China says CO2 border tax will damage global climate change efforts
The EU’s new climate commissioner Frans Timmermans said in October that research would begin on the new tax, which is aimed at protecting European firms from unfair competition by raising the cost of products from countries that fail to take adequate action against climate change.
By : migrator
Update: 2019-11-27 04:43 GMT
Beijing
Proposals by the European Union to establish a “carbon border tax” will damage the global community’s willingness to take joint action against climate change, China said on Wednesday.
The EU’s new climate commissioner Frans Timmermans said in October that research would begin on the new tax, which is aimed at protecting European firms from unfair competition by raising the cost of products from countries that fail to take adequate action against climate change.
But Europe’s proposals, together with the decision by U.S. President Donald Trump to withdraw from the 2015 Paris agreement, would seriously harm international efforts to tackle global warming, said Zhao Yingmin, China’s vice environment minister, at a briefing on Wednesday.
“We need to send a strong political signal to uphold multilateralism,” he said. “We need to prevent unilateralism and protectionism from hurting global growth expectations and the will of countries to combat climate change together.” Any border tax would likely raise the price of Chinese goods in the European market, and Beijing believes it would violate a core principle of the Paris agreement on climate change, which says richer countries should bear the greater responsibility for cutting emissions.

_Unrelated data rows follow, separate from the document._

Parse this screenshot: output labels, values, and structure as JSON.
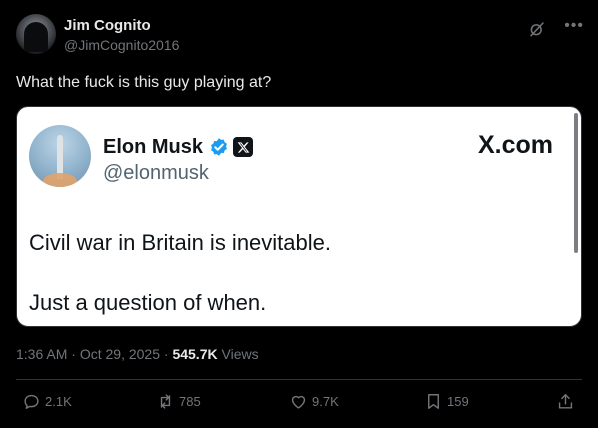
{
  "author": {
    "display_name": "Jim Cognito",
    "handle": "@JimCognito2016"
  },
  "tweet_text": "What the fuck is this guy playing at?",
  "quoted_card": {
    "name": "Elon Musk",
    "handle": "@elonmusk",
    "site": "X.com",
    "line1": "Civil war in Britain is inevitable.",
    "line2": "Just a question of when."
  },
  "meta": {
    "time": "1:36 AM",
    "date": "Oct 29, 2025",
    "separator": "·",
    "views_count": "545.7K",
    "views_label": "Views"
  },
  "actions": {
    "reply_count": "2.1K",
    "repost_count": "785",
    "like_count": "9.7K",
    "bookmark_count": "159"
  },
  "colors": {
    "background": "#000000",
    "text": "#e7e9ea",
    "muted": "#71767b",
    "verified": "#1d9bf0"
  }
}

As part of its national commitments to the fight against global warming, China - the world’s largest emitter of climate warming greenhouse gas - has pledged to bring its emissions to a peak by “around 2030”.
It has also cut levels of carbon intensity - the amount produced per unit of economic growth - by 48.5% from 2005 to 2018, two years ahead of schedule, Zhao said.
But the United States says the Paris accord is unfair to U.S. firms because it does not do enough to tackle emissions from competitors in China and India.
China’s total annual emissions stood at around 14 gigatonnes in 2018, according to a study published by the United Nations this week, more than twice the U.S. level. China’s per capita emissions are around the same as Japan and the European Union.
China was also making progress on its long-awaited efforts to build a nationwide carbon trading platform, Li Gao, head of the climate change office at the environment ministry, told the briefing, though he did not give a timeframe.
China pledged to launch the platform in 2017 as part of its Paris commitments, but it has faced a series of technical difficulties.